How is the technology progressing?

In August 2020, Musk unveiled a pig called Gertrude with a coin-sized computer chip in her brain to demonstrate how brain recordings would be delivered to a computer in real time while the brain’s owner is moving around and interacting with the world.

And, in April 2021, Neuralink released a video where a monkey was using the technology to play the video game Pong with its mind. The macaque monkey, named Pager, was first taught to play the video game with a joystick, and was rewarded with a fruit smoothie. During this process, the Neuralink device recorded the information about which neurons were firing to control which movements. Then the joystick was disconnected, leaving the monkey to control gameplay with its mind only.

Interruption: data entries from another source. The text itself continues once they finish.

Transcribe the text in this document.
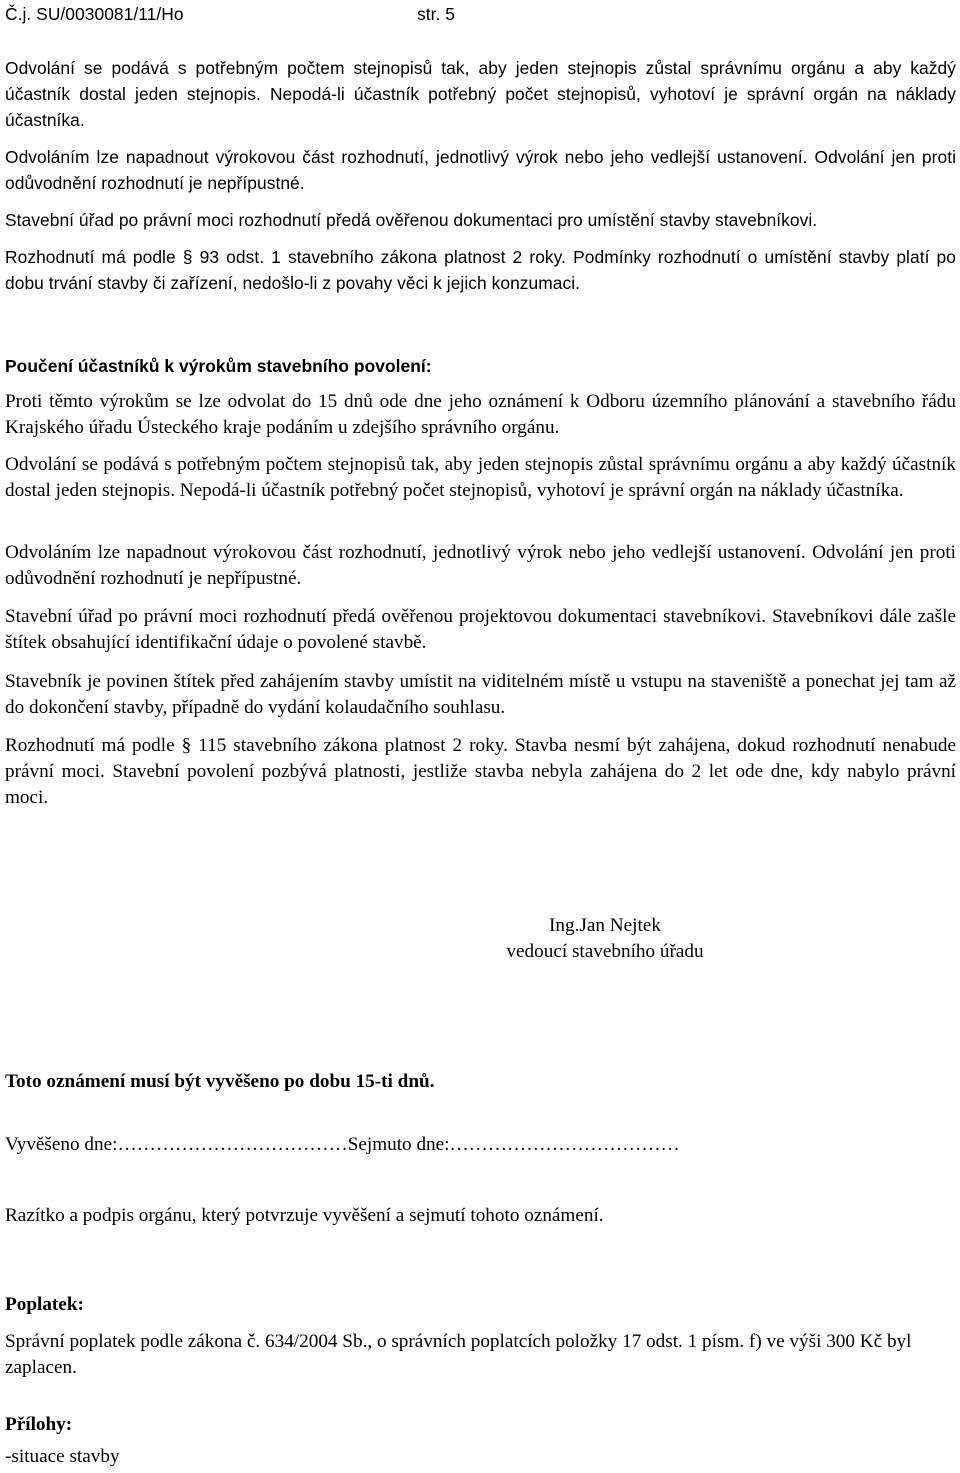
Č.j. SU/0030081/11/Ho	str. 5

Odvolání se podává s potřebným počtem stejnopisů tak, aby jeden stejnopis zůstal správnímu orgánu a aby každý účastník dostal jeden stejnopis. Nepodá-li účastník potřebný počet stejnopisů, vyhotoví je správní orgán na náklady účastníka.

Odvoláním lze napadnout výrokovou část rozhodnutí, jednotlivý výrok nebo jeho vedlejší ustanovení. Odvolání jen proti odůvodnění rozhodnutí je nepřípustné.

Stavební úřad po právní moci rozhodnutí předá ověřenou dokumentaci pro umístění stavby stavebníkovi.

Rozhodnutí má podle § 93 odst. 1 stavebního zákona platnost 2 roky. Podmínky rozhodnutí o umístění stavby platí po dobu trvání stavby či zařízení, nedošlo-li z povahy věci k jejich konzumaci.

Poučení účastníků k výrokům stavebního povolení:

Proti těmto výrokům se lze odvolat do 15 dnů ode dne jeho oznámení k Odboru územního plánování a stavebního řádu Krajského úřadu Ústeckého kraje podáním u zdejšího správního orgánu.

Odvolání se podává s potřebným počtem stejnopisů tak, aby jeden stejnopis zůstal správnímu orgánu a aby každý účastník dostal jeden stejnopis. Nepodá-li účastník potřebný počet stejnopisů, vyhotoví je správní orgán na náklady účastníka.

Odvoláním lze napadnout výrokovou část rozhodnutí, jednotlivý výrok nebo jeho vedlejší ustanovení. Odvolání jen proti odůvodnění rozhodnutí je nepřípustné.

Stavební úřad po právní moci rozhodnutí předá ověřenou projektovou dokumentaci stavebníkovi. Stavebníkovi dále zašle štítek obsahující identifikační údaje o povolené stavbě.

Stavebník je povinen štítek před zahájením stavby umístit na viditelném místě u vstupu na staveniště a ponechat jej tam až do dokončení stavby, případně do vydání kolaudačního souhlasu.

Rozhodnutí má podle § 115 stavebního zákona platnost 2 roky. Stavba nesmí být zahájena, dokud rozhodnutí nenabude právní moci. Stavební povolení pozbývá platnosti, jestliže stavba nebyla zahájena do 2 let ode dne, kdy nabylo právní moci.

Ing.Jan Nejtek
vedoucí stavebního úřadu

Toto oznámení musí být vyvěšeno po dobu 15-ti dnů.

Vyvěšeno dne:………………………………Sejmuto dne:………………………………

Razítko a podpis orgánu, který potvrzuje vyvěšení a sejmutí tohoto oznámení.

Poplatek:

Správní poplatek podle zákona č. 634/2004 Sb., o správních poplatcích položky 17 odst. 1 písm. f) ve výši 300 Kč byl zaplacen.

Přílohy:

-situace stavby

Both these developments are significant, with the latter showing the first case of a wireless BMI. The company has also applied to start human trials and is awaiting confirmation from the relevant legislative body, the FDA, in the USA.

Remaining concerns

There are obvious concerns about placing electronics inside people’s heads, especially if this is going to be inside them permanently. Therefore, before the Neuralink project comes into fruition, there need to be studies looking at the long-term effects of the threads on the brain including looking into the durability, the infection rates, the heat generated from the device, and how many links can one brain physically take. These are questions that can’t currently be answered with 100% certainty despite the trials on animals seemingly going fine.

While the brain is still mysterious, and the neurological causes of things like anxiety and addiction are still unclear, this technology could revolutionise how we interact with technology. It is definitely worth keeping an eye on any developments made in the coming years.